With regard to the remaining three performance categories, providers have multiple mechanisms for submitting data, including Medicare Part B claims, qualified clinical data registry (QCDR), qualified registry, and EHR. However, CMS has proposed certain restrictions to using these mechanisms; most notably, clinicians must use the same mechanism per category. To quote the rule: “a MIPS eligible clinician could use one submission mechanism for sending quality measures and another for sending improvement activities data, but…could not use two submission mechanisms for a single performance category such as submitting three quality measures via claims and three quality measures via registry.” CMS has also stated that in future years, it may even require all data in all categories to be submitted using a single mechanism.
Given this operational constraint, it is important to audit your practice’s ability to submit data for each of the proposed data submission mechanisms, considering important factors such as:
- The mechanisms already in place (especially if in the past, your practice participated in Medicare reporting programs that MIPS is replacing).
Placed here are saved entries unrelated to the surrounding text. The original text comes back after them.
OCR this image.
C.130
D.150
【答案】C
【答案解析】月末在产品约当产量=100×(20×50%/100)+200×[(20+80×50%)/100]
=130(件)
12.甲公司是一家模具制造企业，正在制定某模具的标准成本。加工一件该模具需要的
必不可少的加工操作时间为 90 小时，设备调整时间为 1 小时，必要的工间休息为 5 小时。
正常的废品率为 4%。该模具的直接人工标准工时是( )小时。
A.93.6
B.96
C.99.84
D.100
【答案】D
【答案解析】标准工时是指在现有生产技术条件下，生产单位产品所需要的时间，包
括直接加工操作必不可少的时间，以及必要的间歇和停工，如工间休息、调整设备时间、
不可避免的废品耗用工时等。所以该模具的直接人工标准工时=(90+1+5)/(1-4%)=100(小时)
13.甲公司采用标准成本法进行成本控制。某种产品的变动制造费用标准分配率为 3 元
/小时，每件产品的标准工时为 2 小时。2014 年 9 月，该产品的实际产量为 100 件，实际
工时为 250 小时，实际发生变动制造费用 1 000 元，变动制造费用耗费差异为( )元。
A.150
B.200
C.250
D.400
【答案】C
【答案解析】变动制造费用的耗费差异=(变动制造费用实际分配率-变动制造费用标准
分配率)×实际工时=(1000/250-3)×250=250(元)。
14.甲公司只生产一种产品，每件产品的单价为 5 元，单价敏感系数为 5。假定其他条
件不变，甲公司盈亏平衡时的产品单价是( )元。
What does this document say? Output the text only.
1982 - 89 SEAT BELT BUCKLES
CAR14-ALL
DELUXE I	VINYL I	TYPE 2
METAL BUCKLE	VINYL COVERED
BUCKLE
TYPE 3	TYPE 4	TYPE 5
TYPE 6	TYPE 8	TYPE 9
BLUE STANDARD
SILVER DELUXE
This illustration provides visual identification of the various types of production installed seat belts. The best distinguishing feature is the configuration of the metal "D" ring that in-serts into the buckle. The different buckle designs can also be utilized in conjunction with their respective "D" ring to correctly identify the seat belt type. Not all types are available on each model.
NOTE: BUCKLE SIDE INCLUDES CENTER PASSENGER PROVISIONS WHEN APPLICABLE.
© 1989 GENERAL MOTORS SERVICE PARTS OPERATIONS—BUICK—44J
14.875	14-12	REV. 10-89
- Whether any modifications/upgrades may be required.
- The cost of any changes.
- The ability to submit using the same mechanism for each measurement in each category.
Doing this well ahead of the data submission deadline will provide ample time to make any changes and avoid unnecessary surprises.
Prepare a data submission plan.
March 31 of each calendar year is the submission deadline for all MACRA data, which means providers have eight weeks to collect, revise, and submit data from the close of the yearly performance period on January 1.
That’s a tight time frame. And while assessing your clinic’s ability to submit data in advance will give you a head start, it does not negate the important planning needed for the data submission period.
- Carefully consider your clinic’s logistics in submitting data, including who will be responsible for submitting it.
- Factor in possible additional administrative staff time to submit data, as well as any training or educational requirements needed for your staff to do so.
- Hold a mock data submission so that you can uncover any issues well ahead of the March 31 deadline.
And of course, the earlier the better – the last thing clinicians want is to uncover serious barriers to data submission weeks or even days before the deadline.
Preparing for MACRA is no easy task, but by taking some of the initial, practical steps as noted above, you can prepare with a degree of confidence in meeting MACRA’s plethora of rules and stipulations.